Wikipedia記載の解説によると、Abraham Wald (1943)の報告に図は添付されておらず、後年それを解説した人たちが、
OGPイメージ

File:Survivorship-bias.svg - Wikimedia Commons

 

輸送機や爆撃機の図を描いたものという。
記事に引用されていたイラストは、2016年に描かれた Lockheed PV-1 Venturaを利用したものだという。

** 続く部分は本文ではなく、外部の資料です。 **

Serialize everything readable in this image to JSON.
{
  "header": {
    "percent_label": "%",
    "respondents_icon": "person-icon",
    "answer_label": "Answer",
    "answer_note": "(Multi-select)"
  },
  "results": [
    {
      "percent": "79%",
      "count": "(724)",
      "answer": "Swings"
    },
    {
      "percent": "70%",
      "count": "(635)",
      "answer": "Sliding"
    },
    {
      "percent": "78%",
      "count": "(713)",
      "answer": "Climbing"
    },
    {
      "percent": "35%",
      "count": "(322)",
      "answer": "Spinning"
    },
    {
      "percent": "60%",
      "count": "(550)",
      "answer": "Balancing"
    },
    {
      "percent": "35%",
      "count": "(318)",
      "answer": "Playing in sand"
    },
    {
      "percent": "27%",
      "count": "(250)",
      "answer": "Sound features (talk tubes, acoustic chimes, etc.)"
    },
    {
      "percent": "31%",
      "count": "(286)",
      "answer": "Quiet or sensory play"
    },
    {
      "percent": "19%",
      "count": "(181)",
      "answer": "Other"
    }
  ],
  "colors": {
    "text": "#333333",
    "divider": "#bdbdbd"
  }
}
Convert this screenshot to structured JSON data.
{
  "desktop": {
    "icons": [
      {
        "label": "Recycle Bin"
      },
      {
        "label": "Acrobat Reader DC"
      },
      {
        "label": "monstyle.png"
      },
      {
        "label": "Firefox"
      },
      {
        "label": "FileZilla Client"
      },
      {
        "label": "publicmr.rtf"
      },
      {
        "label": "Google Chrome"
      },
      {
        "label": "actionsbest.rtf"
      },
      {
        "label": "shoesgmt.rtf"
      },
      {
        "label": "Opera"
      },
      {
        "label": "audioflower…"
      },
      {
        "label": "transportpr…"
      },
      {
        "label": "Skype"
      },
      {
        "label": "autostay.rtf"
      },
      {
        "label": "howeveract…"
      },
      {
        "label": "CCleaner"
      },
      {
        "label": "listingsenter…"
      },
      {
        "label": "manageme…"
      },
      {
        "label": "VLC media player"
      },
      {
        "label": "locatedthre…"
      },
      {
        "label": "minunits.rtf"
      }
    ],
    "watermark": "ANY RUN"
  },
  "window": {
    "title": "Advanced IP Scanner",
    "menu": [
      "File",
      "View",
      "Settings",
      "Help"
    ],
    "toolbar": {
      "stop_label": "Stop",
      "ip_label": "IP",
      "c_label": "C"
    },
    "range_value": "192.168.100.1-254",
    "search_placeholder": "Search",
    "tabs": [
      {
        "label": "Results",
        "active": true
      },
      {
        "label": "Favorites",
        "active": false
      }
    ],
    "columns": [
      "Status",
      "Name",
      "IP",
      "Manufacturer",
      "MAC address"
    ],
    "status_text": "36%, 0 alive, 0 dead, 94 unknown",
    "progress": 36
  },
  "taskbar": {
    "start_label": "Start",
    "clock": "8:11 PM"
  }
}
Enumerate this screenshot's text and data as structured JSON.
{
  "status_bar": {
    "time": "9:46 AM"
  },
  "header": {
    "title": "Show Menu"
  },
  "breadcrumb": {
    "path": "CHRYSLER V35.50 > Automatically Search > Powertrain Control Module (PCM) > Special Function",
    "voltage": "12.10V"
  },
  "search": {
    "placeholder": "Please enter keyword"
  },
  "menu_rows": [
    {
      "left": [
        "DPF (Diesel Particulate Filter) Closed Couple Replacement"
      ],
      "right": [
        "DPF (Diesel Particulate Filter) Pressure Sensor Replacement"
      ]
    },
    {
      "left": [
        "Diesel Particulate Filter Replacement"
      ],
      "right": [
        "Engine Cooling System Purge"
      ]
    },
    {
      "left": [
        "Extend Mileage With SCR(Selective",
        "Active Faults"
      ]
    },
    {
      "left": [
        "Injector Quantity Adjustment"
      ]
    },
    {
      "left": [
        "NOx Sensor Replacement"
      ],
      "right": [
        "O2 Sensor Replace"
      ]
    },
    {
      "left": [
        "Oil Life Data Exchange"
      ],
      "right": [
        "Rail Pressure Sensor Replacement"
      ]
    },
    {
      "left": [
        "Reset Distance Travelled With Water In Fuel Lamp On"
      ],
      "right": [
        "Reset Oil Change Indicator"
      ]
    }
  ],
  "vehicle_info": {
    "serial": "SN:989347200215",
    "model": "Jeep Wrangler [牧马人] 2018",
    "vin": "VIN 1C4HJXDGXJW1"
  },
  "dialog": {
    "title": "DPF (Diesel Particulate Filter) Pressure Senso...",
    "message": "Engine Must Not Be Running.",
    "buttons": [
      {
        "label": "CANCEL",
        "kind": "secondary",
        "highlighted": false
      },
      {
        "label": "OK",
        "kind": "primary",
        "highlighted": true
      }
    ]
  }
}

「あらゆる戦闘任務に出かける飛行機は全部"戦闘機"でしょ」という認識で「看板ライター」が論説を書いてしまって大丈夫なのだろうか?
あの図は、当時の爆撃機(目標に爆弾等を正確に投下するのが任務→爆撃航程 bomb runに入るとしばらくの間は進路高度速度一定で直進しなければならず<照準器を設定>、高射砲を撃ち上げられたり、戦闘機に襲われたりしても回避行動をとることが許されない)だから(防御を強化するべき箇所云々という)議論の意味があるのであって、襲われたら逃げられるし場合によっては反撃に転じることができる戦闘機では議論が出発できないのよ。